Dave had dropped out of the conversation at the mention of Jim Truscott's name. He felt that he had nothing to say. And he hoped to avoid being again brought into it. But Jenkins had purposely told him. Jenkins was a rigid churchman, and he knew that Dave was also a strong supporter of Parson Tom's. His wife had been very scandalized at the opening of a gambling house directly opposite their store, and he felt it incumbent upon him to fall in with her views. Therefore he turned again to Dave.

"Well, what about it, Dave?" he demanded. "What are you going to do?"

The lumberman looked him straight in the eye and smiled.

"Do? Why, what all you fellows seem to be scared to do. I'm going into this bazaar to do my duty by the church. I'm going to hand them all my spare dollars, and if there's any change coming, I'll take it in dry-goods."

But the lightness of his tone and smile had no inspiration from his mood. He was angry; he was disappointed. So this was the worth of Jim's promises! This was the man who, in a perfect fever of passion, had said that the old life of gambling and debauchery was finished for him. And yet he had probably left his (Dave's) office and gone straight to a night of heavy gaming, and, if Checks were right, running a faro bank. He knew only too well what that meant. No man who had graduated as a gambler in such a region as the Yukon was likely to run a faro bank straight.

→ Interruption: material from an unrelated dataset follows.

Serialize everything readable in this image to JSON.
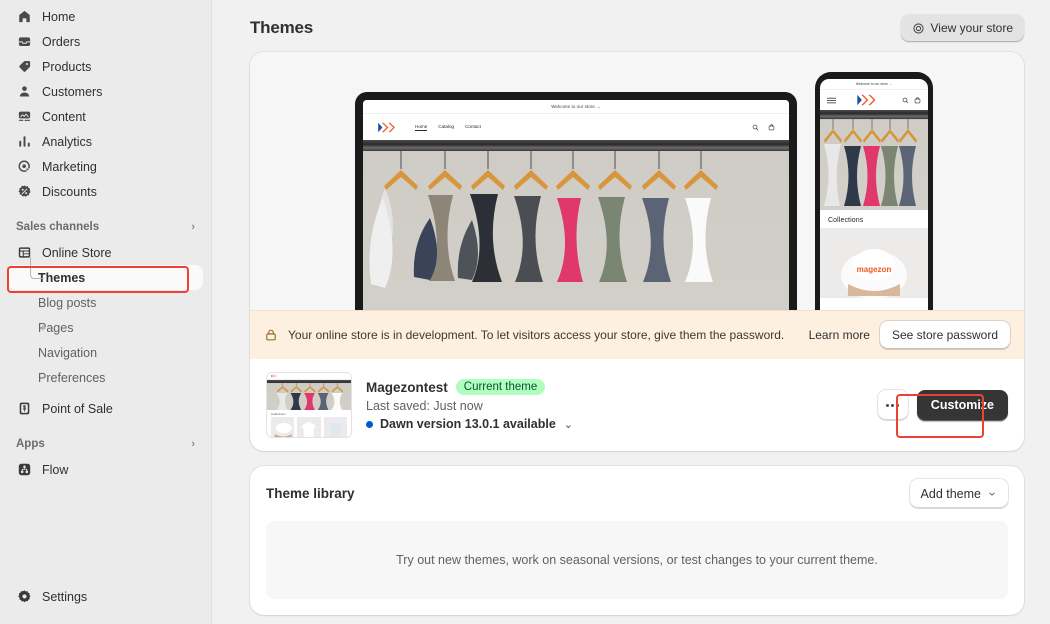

Then a light seemed to flash through his brain, and of a sudden he realized something that fired the blood in his veins and set his pulses hammering feverishly. For the moment it set his thoughts chaotic; he could not realize anything quite clearly. One feeling thrilled him, one wild hope. Then, with stern self-repression, he took hold of himself. This was neither time nor place for such weakness, he told himself. He knew what it was. For the moment he had let himself get out of hand. He had for so long regarded Betty as belonging to Jim; he had for so long shut her from his own thoughts and only regarded her from an impersonal point of view, that it had never occurred to him, until that instant, that there was a possibility of her engagement to Jim ever falling through.